Op 25 oktober stuurde minister Schippers een brief aan de Eerste Kamer in reactie op de conclusies en aanbevelingen uit het advies geneeskundige GGZ deel 1 en 2, van het College voor Zorgverzekeringen (CVZ). In deze brief stelt de minister zich achter de visie van het CVZ, ook waar het gaat om het beperken van psychotherapeutische interventiemethodieken die voor vergoeding in aanmerking komen. De NVVP acht het niet acceptabel dat het CVZ naar believen de streep kan halen door een aantal van deze beproefde technieken. Alleen al de suggestie dat GGZ-professionals daarmee zijn onder te verdelen in therapeuten met en zonder zogenaamde specifieke evidence-based methodieken, kan voor de NVVP niet door de beugel. Veel psychotherapeuten werken integratief en passen verschillende methodieken toe die zij in hun opleiding en nascholing hebben geleerd. Het kan dan ook niet zo zijn dat het CVZ daaruit eigenhandig een selectie van interventies samenstelt die voor vergoeding in aanmerking komen. De technieken komen immers uit academische scholen en zijn beproefd. Evidence dat psychotherapie werkt, gaat slechts zeer ten dele over de toegepaste techniek en meer over de psychotherapeutische relatie. De NVVP houdt vast aan haar opstelling dat het schrappen in de DSM en het schrappen in interventies de eigen verantwoordelijkheid en professionaliteit van psychotherapeuten ernstig ondermijnt, ook als dat door het CVZ gebeurt.

Voorts schrijft de minister in haar brief dat geïndiceerde preventie van depressie, paniek en angst, en problematisch alcoholgebruik per 2014 alleen nog tot het verzekerde pakket behoren indien uitgevoerd door de huisarts of de POH-GGZ. Aanpassingsstoornissen zijn vanaf 1 januari 2012 al geen verzekerde zorg meer en blijven dat in ieder geval tot er adequate richtlijnen of standaarden voor zijn ontwikkeld. In verband daarmee heeft de NZa inmiddels een aparte prestatiebeschrijving gemaakt voor kindermisbruik/mishandeling. Wat betreft de verwijzing naar de generalistische basis-GGZ (gb-GGZ) en de gespecialiseerde GGZ (g-GGZ) biedt de Zvw de ruimte om rechtstreeks vanuit de gb-GGZ naar de g-GGZ te verwijzen. Zorgverzekeraars volgen daarin echter het CVZ-advies dat de huisarts altijd de verwijzer dient te zijn, ook waar het gaat om de schakel tussen gb- en g-GGZ. De minister vindt een goede informatievoorziening naar de huisarts van groot belang. De NVVP tekent daarbij aan dat de patiënt daar altijd vooraf toestemming voor moet geven.

Zoals bekend zal de minister de ontwikkelingen van de gb-GGZ monitoren, waarbij zij er tevens op zal toezien hoe de bekostigingstitels in de praktijk worden toegepast. De monitor start al in oktober en zal twee jaar lopen. Zij meldt het CVZ om advies te vragen over een toekomstige specificatie van het onderscheid tussen de gb- en g-GGZ. Het onderscheid tussen beide echelons is nu alleen nog te halen uit de regelgeving die de NZa heeft opgesteld. Deze documenten zijn te vinden op Mijn NVVP.

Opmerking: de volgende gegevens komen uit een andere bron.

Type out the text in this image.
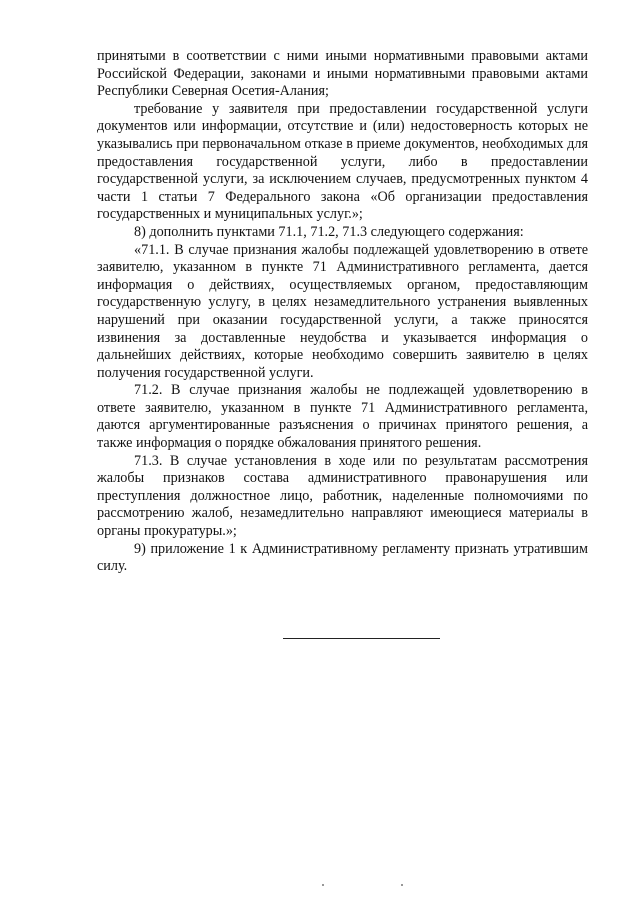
принятыми в соответствии с ними иными нормативными правовыми актами Российской Федерации, законами и иными нормативными правовыми актами Республики Северная Осетия-Алания;

требование у заявителя при предоставлении государственной услуги документов или информации, отсутствие и (или) недостоверность которых не указывались при первоначальном отказе в приеме документов, необходимых для предоставления государственной услуги, либо в предоставлении государственной услуги, за исключением случаев, предусмотренных пунктом 4 части 1 статьи 7 Федерального закона «Об организации предоставления государственных и муниципальных услуг.»;

8) дополнить пунктами 71.1, 71.2, 71.3 следующего содержания:

«71.1. В случае признания жалобы подлежащей удовлетворению в ответе заявителю, указанном в пункте 71 Административного регламента, дается информация о действиях, осуществляемых органом, предоставляющим государственную услугу, в целях незамедлительного устранения выявленных нарушений при оказании государственной услуги, а также приносятся извинения за доставленные неудобства и указывается информация о дальнейших действиях, которые необходимо совершить заявителю в целях получения государственной услуги.

71.2. В случае признания жалобы не подлежащей удовлетворению в ответе заявителю, указанном в пункте 71 Административного регламента, даются аргументированные разъяснения о причинах принятого решения, а также информация о порядке обжалования принятого решения.

71.3. В случае установления в ходе или по результатам рассмотрения жалобы признаков состава административного правонарушения или преступления должностное лицо, работник, наделенные полномочиями по рассмотрению жалоб, незамедлительно направляют имеющиеся материалы в органы прокуратуры.»;

9) приложение 1 к Административному регламенту признать утратившим силу.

De minister erkent de insteek van het CVZ dat zorgverzekeraars een verantwoordelijkheid hebben bij het bevorderen van gepast gebruik van zorg. Dat wil zeggen dat zij bij contractering extra aandacht besteden aan kwaliteit, doelmatigheid en verantwoording. Daar volgt voor het CVZ uit dat zorgaanbieders transparant moeten zijn in de door hen geleverde zorg en dat zorgverzekeraars materiële controles uitvoeren. In dat kader zal meer informatie op de factuur komen te staan die voor de patiënt te begrijpen is. De diagnosevermelding in de gb-GGZ  zal pas in 2015 worden toegepast vanwege toetsing door het CBP.

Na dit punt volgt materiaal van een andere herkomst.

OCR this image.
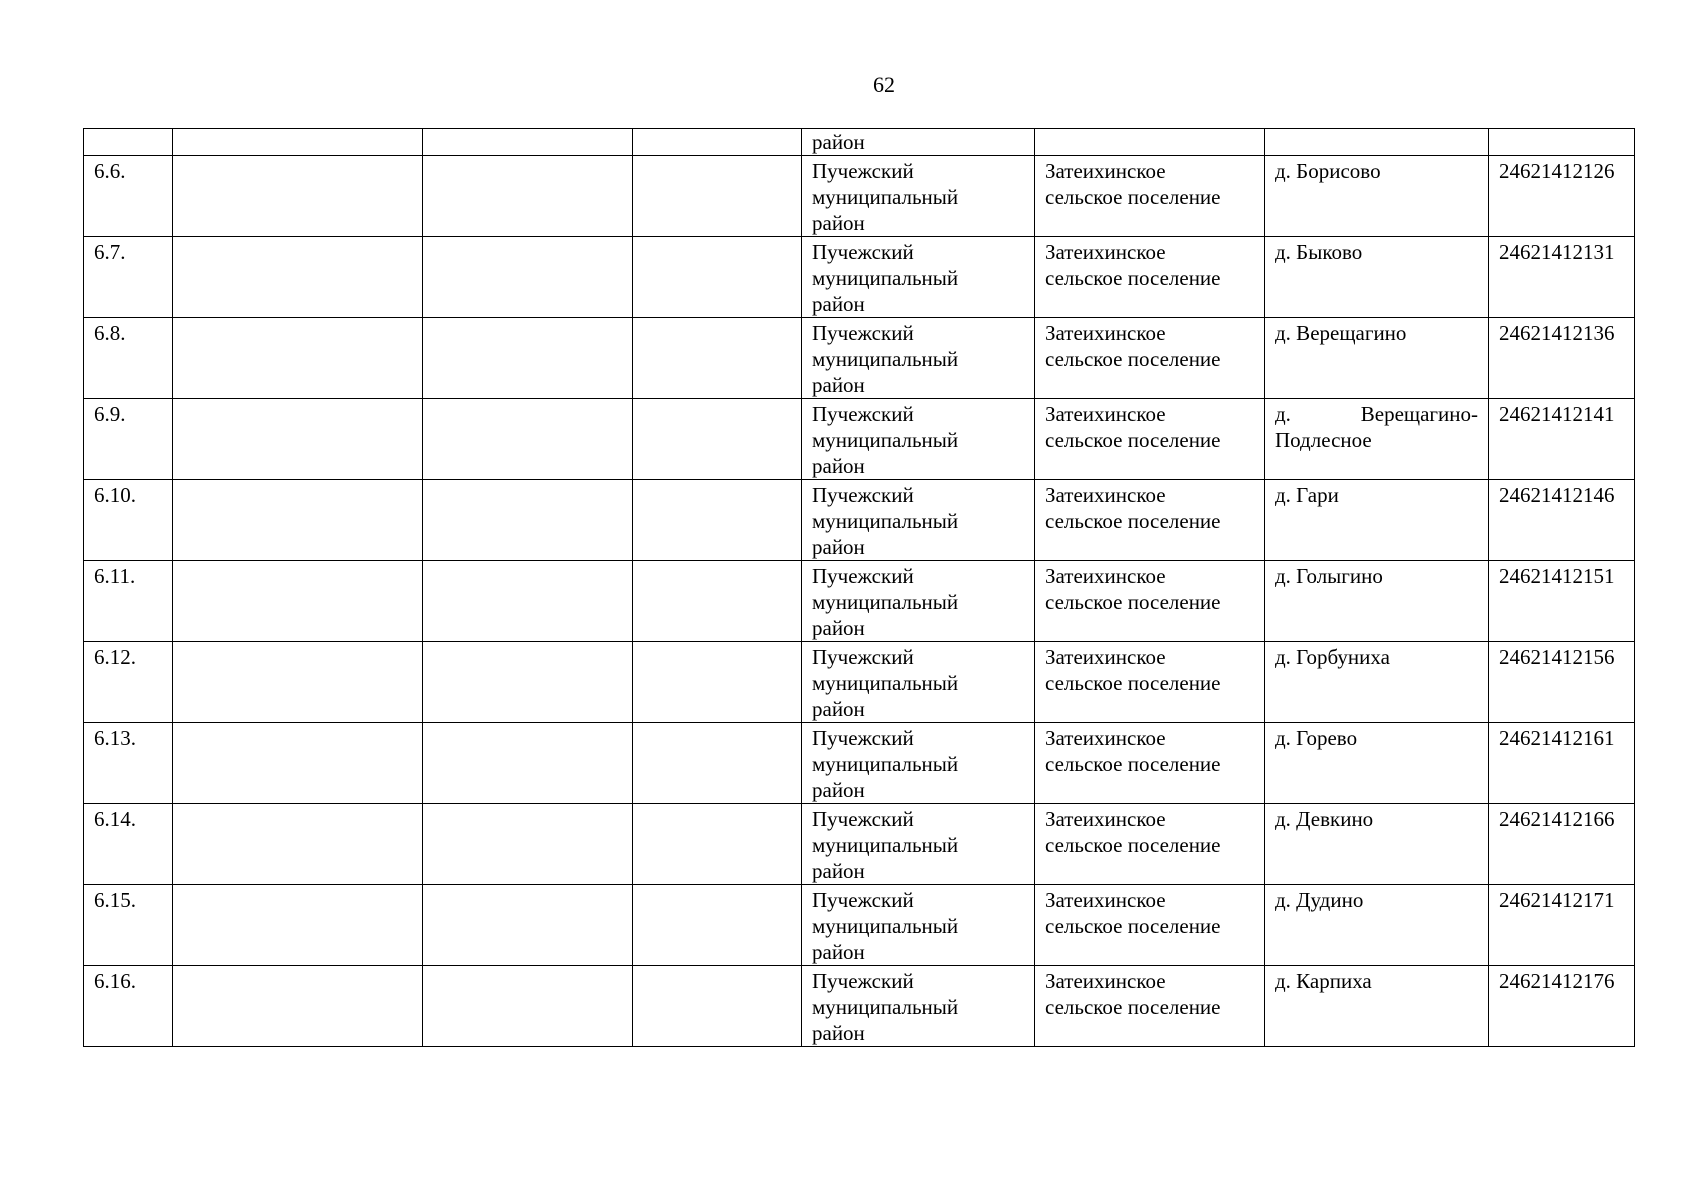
62
				район			
6.6.				Пучежский
муниципальный
район	Затеихинское
сельское поселение	д. Борисово	24621412126
6.7.				Пучежский
муниципальный
район	Затеихинское
сельское поселение	д. Быково	24621412131
6.8.				Пучежский
муниципальный
район	Затеихинское
сельское поселение	д. Верещагино	24621412136
6.9.				Пучежский
муниципальный
район	Затеихинское
сельское поселение	д. Верещагино-Подлесное	24621412141
6.10.				Пучежский
муниципальный
район	Затеихинское
сельское поселение	д. Гари	24621412146
6.11.				Пучежский
муниципальный
район	Затеихинское
сельское поселение	д. Голыгино	24621412151
6.12.				Пучежский
муниципальный
район	Затеихинское
сельское поселение	д. Горбуниха	24621412156
6.13.				Пучежский
муниципальный
район	Затеихинское
сельское поселение	д. Горево	24621412161
6.14.				Пучежский
муниципальный
район	Затеихинское
сельское поселение	д. Девкино	24621412166
6.15.				Пучежский
муниципальный
район	Затеихинское
сельское поселение	д. Дудино	24621412171
6.16.				Пучежский
муниципальный
район	Затеихинское
сельское поселение	д. Карпиха	24621412176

Tot slot wijst de minister op de ontwikkeling van kwaliteitsstandaarden voor de GGZ waarbij ook huisartsen worden betrokken, en op het onderzoek dat het CVZ is gestart over de mogelijke toekomstige gevolgen van invoering van de DSM-5.
Voor wie interesse heeft in de manier waarop het CVZ het verzekerde zorgpakket beheert, kan zich verdiepen in deze publicatie.

VWS publiceert lijst met Q&A’s over generalistische basis-GGZ
NVVP-stroomdiagram voor verwijzers binnenkort beschikbaar

Het ministerie van VWS heeft een lijst met veelgestelde vragen en antwoorden over de generalistische basis-GGZ gepubliceerd. Op Mijn NVVP, het besloten ledendeel van de NVVP-site, is alle bekende informatie te vinden over de generalistische basis-GGZ (gb-GGZ) en de gespecialiseerde GGZ (g-GGZ) die per 2014 hun intrede doen. De NVVP past een dezer dagen het stroomdiagram voor verwijzing naar de gb- en g-GGZ aan voor met name huisartsen en de POH-GGZ. Zodra het klaar is wordt het aan alle leden gezonden en op de NVVP-site geplaatst. Op Mijn NVVP staat onder de betreffende items over de gb-GGZ en de g-GGZ alle formele regelgeving die met ingang van 1 januari 2014 van kracht is.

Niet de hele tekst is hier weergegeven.